Algoritme: een oplossing voor een algoritmisch probleem, waarbij het probleem in een aantal voorgeschreven stappen en bewerkingen opgelost wordt. Mogelijke eigenschappen van een algoritme zijn: correctheid (lost het algoritme het genoemde probleem op - voor alle mogelijke waarden van de invoer?); efficiëntie (hoeveel rekentijd, computergeheugen, communicatie-bandbreedte of -tijd, vraagt het algoritme, als functie van de omvang van de instantie van het probleem?)Implementatie van een algoritme (in een programma): een algoritme is een abstract iets; om een algoritme uit te kunnen voeren, moet dit uitgedrukt worden in een bepaalde programmeertaal, en moet het onderdeel zijn van een programma. Eenzelfde algoritme kan op een groot aantal verschillende manieren geïmplementeerd worden, waarbij niet alleen de keuze van de programmeertaal, maar bijvoorbeeld ook de keuze van allerlei details in de implementatie kunnen verschillen.Opgave: zoek op het internet naar Dijkstra's algoritme, en zoek uit welke verschillende keuzes in de verschillende implementaties gemaakt zijn. (Dit kun je voor een belangrijk deel doen op basis van patroonherkenning, en onderlinge vergelijking van de verschillende oplossingen. Zelfs als je de gebruikte programmeertalen niet begrijpt, kun je waarschijnlijk een eind komen.)

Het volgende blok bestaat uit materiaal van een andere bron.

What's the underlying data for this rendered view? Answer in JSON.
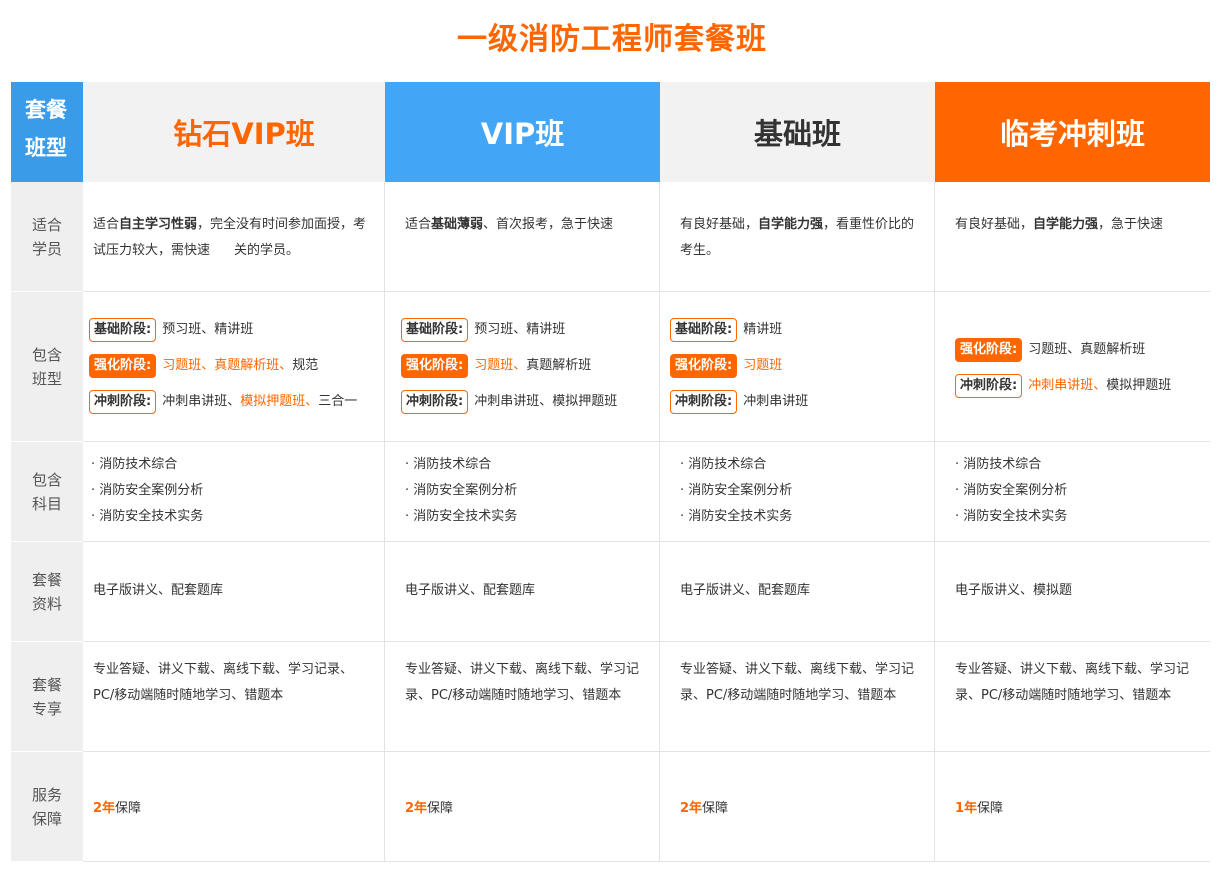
{
  "title": "一级消防工程师套餐班",
  "header": {
    "label_line1": "套餐",
    "label_line2": "班型",
    "plans": [
      "钻石VIP班",
      "VIP班",
      "基础班",
      "临考冲刺班"
    ]
  },
  "colors": {
    "orange": "#ff6600",
    "blue": "#42a5f5",
    "label_blue": "#3a9ce8",
    "gray_bg": "#f2f2f2"
  },
  "rows": {
    "suitable": {
      "label1": "适合",
      "label2": "学员",
      "c1": {
        "a": "适合",
        "b": "自主学习性弱",
        "c": "，完全没有时间参加面授，考试压力较大，需快速",
        "d": "关的学员。"
      },
      "c2": {
        "a": "适合",
        "b": "基础薄弱",
        "c": "、首次报考，急于快速"
      },
      "c3": {
        "a": "有良好基础，",
        "b": "自学能力强",
        "c": "，看重性价比的考生。"
      },
      "c4": {
        "a": "有良好基础，",
        "b": "自学能力强",
        "c": "，急于快速"
      }
    },
    "classes": {
      "label1": "包含",
      "label2": "班型",
      "tags": {
        "basic": "基础阶段:",
        "strong": "强化阶段:",
        "sprint": "冲刺阶段:"
      },
      "c1": {
        "basic": "预习班、精讲班",
        "strong_hl": "习题班、真题解析班、",
        "strong_rest": "规范",
        "sprint_a": "冲刺串讲班、",
        "sprint_hl": "模拟押题班、",
        "sprint_b": "三合一"
      },
      "c2": {
        "basic": "预习班、精讲班",
        "strong_hl": "习题班、",
        "strong_rest": "真题解析班",
        "sprint": "冲刺串讲班、模拟押题班"
      },
      "c3": {
        "basic": "精讲班",
        "strong_hl": "习题班",
        "sprint": "冲刺串讲班"
      },
      "c4": {
        "strong": "习题班、真题解析班",
        "sprint_hl": "冲刺串讲班、",
        "sprint_rest": "模拟押题班"
      }
    },
    "subjects": {
      "label1": "包含",
      "label2": "科目",
      "items": [
        "· 消防技术综合",
        "· 消防安全案例分析",
        "· 消防安全技术实务"
      ]
    },
    "materials": {
      "label1": "套餐",
      "label2": "资料",
      "c1": "电子版讲义、配套题库",
      "c2": "电子版讲义、配套题库",
      "c3": "电子版讲义、配套题库",
      "c4": "电子版讲义、模拟题"
    },
    "exclusive": {
      "label1": "套餐",
      "label2": "专享",
      "c1": "专业答疑、讲义下载、离线下载、学习记录、PC/移动端随时随地学习、错题本",
      "c2": "专业答疑、讲义下载、离线下载、学习记录、PC/移动端随时随地学习、错题本",
      "c3": "专业答疑、讲义下载、离线下载、学习记录、PC/移动端随时随地学习、错题本",
      "c4": "专业答疑、讲义下载、离线下载、学习记录、PC/移动端随时随地学习、错题本"
    },
    "guarantee": {
      "label1": "服务",
      "label2": "保障",
      "c1_year": "2年",
      "c2_year": "2年",
      "c3_year": "2年",
      "c4_year": "1年",
      "suffix": "保障"
    }
  }
}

Uitvoering van een algoritme (als onderdeel van een programma), soms ook wel "executie" genoemd (wat in het Nederlands meestal iets anders betekent), of proces: het algoritme wordt stap voor stap uitgevoerd op een processor, met een bepaalde invoer, en als resultaat de bijbehorende uitvoer. Deze uitvoering kan allerlei eigenschappen hebben: deze vraagt een bepaalde hoeveelheid rekentijd, computergeheugen, communicatie-bandbreedte, enz. (de "resources" of hulpbronnen); de uitvoering kan succes hebben, of falen. Deze eigenschappen kunnen we terugvoeren naar eigenschappen van het oorspronkelijke algoritme, maar soms ook naar de implementatie. Zo kan er bijvoorbeeld in de implementatie een eenvoudige tikfout gemaakt zijn, of kan de implementatie van de gebruikte programmeertaal een fout bevatten (wat overigens zeldzaam is, maar niet onmogelijk). De uitvoering van een algoritme kan op verschillende manieren falen: de uitvoering kan een onjuist resultaat opleveren, wat overigens niet altijd eenvoudig op te merken is; de uitvoering kan op een foutieve bewerking stuiten, zoals deling door 0; of de uitvoering kan in een toestand komen waarbij er geen voortgang meer geboekt wordt, waardoor de uitvoering niet eindigt.
Als de uitvoering van een algoritme faalt, is het algoritme incorrect. Echter, het omgekeerde is niet het geval: een algoritme kan incorrect zijn, maar dat hoeft niet bij elke executie aan het licht te komen; dat is wat het testen van algoritmen of programma's zo hachelijk maakt. (In de woorden van Edsger Dijkstra: Program testing can be used to show the presence of bugs, but never to show their absence!.)
De relatie tussen de verschillende begrippen hier is kort samengevat in bijgaande figuur.
Een voorbeeld:
Algoritmisch probleem: sorteren van een rij waarden (bijvoorbeeld een rij getallen): de uitvoer-rij is een permutatie van de invoer-rij waarbij de opeenvolgende waarden in de uitvoer-rij niet-dalend geordend zijn.Algoritmen: QuickSort, ShellSort, BubbleSort, HeapSort, ...Implementaties: QuickSort in Java in programma A, QuickSort in Python in programma B, Quicksort in C++ in programma C, ...Uitvoering: QuickSort in Python in programma B losgelaten op de rij x=[1,4,2,3]; idem, op de rij [1..100]; idem, op dezelfde rij in omgekeerde volgorde.